Reportajes 2018, Yucatán

Vida en la muerte

Los mayas acostumbraban a sacrificar personas como camino para alcanzar la divinidad

Pasaron 900 años desde la construcción de Chichén Itzá hasta que Edward Herbert Thompson, arqueólogo y entusiasta de la cultura maya, comprara la hacienda donde se encontraban sus ruinas. Es inimaginable la emoción que recorrería las venas del estadounidense al extraer tantos vestigios de historia del cenote sagrado que da nombre a la ciudad: boca del pozo de los brujos del agua. Las leyendas sobre sacrificios de mujeres jóvenes fueron la principal razón que condujo a su drenaje. 

Después de costosas excavaciones, largas horas de investigación y minucioso trabajo, las leyendas resultaron ser ciertas. Pero además de hallar numerosos restos óseos humanos, se llegó a una conclusión cuanto menos curiosa. Si en occidente el sacrificio se entiende como un cruel castigo, nada se aleja más de la realidad de la cultura maya. La muerte para los indígenas resultaba no ser más que una nueva y mejor etapa. Un salto entre lo mortal y lo divino. Una oportunidad para volver a vivir pero en un mundo de dioses. 
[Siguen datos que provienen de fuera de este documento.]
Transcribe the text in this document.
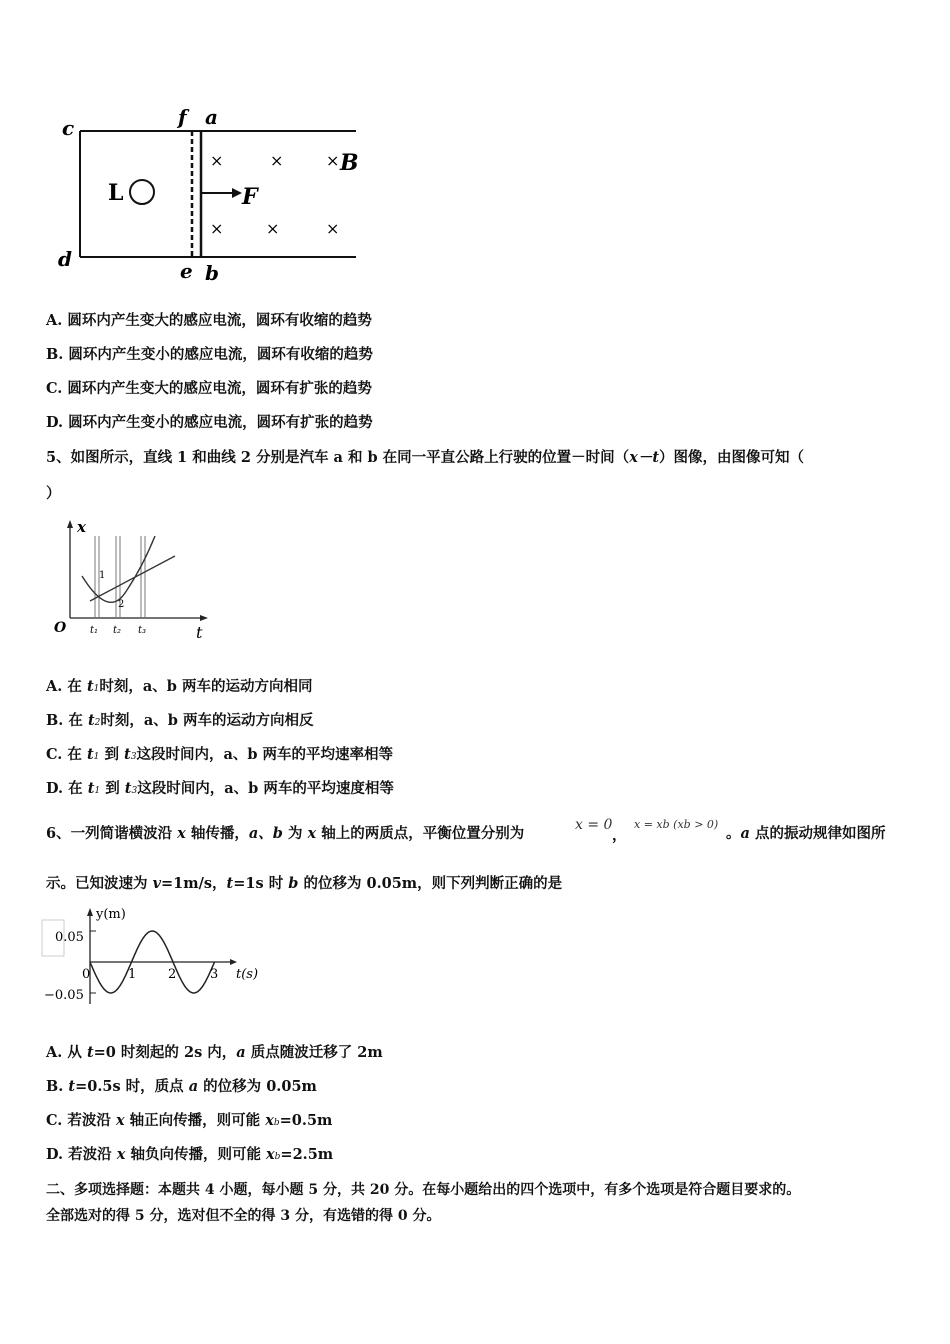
c
d
f a
e b
L	F
B
×	×	×
×	×	×
A. 圆环内产生变大的感应电流，圆环有收缩的趋势
B. 圆环内产生变小的感应电流，圆环有收缩的趋势
C. 圆环内产生变大的感应电流，圆环有扩张的趋势
D. 圆环内产生变小的感应电流，圆环有扩张的趋势
5、如图所示，直线 1 和曲线 2 分别是汽车 a 和 b 在同一平直公路上行驶的位置－时间（x－t）图像，由图像可知（
）
x
t
O
1
2
t₁ t₂ t₃
A. 在 t1时刻，a、b 两车的运动方向相同
B. 在 t2时刻，a、b 两车的运动方向相反
C. 在 t1 到 t3这段时间内，a、b 两车的平均速率相等
D. 在 t1 到 t3这段时间内，a、b 两车的平均速度相等
6、一列简谐横波沿 x 轴传播，a、b 为 x 轴上的两质点，平衡位置分别为	x = 0
，
x = xb (xb > 0)
。a 点的振动规律如图所
示。已知波速为 v=1m/s，t=1s 时 b 的位移为 0.05m，则下列判断正确的是
y(m)
0.05
−0.05
0	1 2	3 t(s)
A. 从 t=0 时刻起的 2s 内，a 质点随波迁移了 2m
B. t=0.5s 时，质点 a 的位移为 0.05m
C. 若波沿 x 轴正向传播，则可能 xb=0.5m
D. 若波沿 x 轴负向传播，则可能 xb=2.5m
二、多项选择题：本题共 4 小题，每小题 5 分，共 20 分。在每小题给出的四个选项中，有多个选项是符合题目要求的。
全部选对的得 5 分，选对但不全的得 3 分，有选错的得 0 分。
Sin embargo, los sacrificios en el cenote no son lo único que prueba la  distendida relación entre los mayas y la muerte. La ciudad de piedra alberga también una cancha de pelota, juego popular el pleistoceno. Dos equipos, catorce jugadores y un ganador premiado con la decapitación. “Aunque algunos expertos discrepan y opinan que los que morían eran los perdedores, al igual que en el resto de la península” explica Mario XXX, guía local.

Esta perspectiva es difícil de concebir en una sociedad en la que la muerte es casi tabú. Una en la que se alarga la vida por encima de todo, siempre en busca de más tiempo y donde los ritos funerarios se llevan en silencio e intimidad, sin tener mínimamente en cuenta otros valores alabados por los mayas. Es más, fallecer en España es siempre una tragedia, cuestión delicada, casi no natural. 

Grandes contrastes marcan el tempo entre los ciudadanos que caminaron entre chamanes y los turistas que hoy deambulan por edificios descoloridos por el tiempo. Incluso los actuales yucatecos celebran el equinoccio de primavera, clara herencia de sus predecesores. Al igual que las piedras del gran observatorio solo han sido erosionadas por el tiempo, la huella histórica de esta poderosa civilización también se ha mantenido impecable.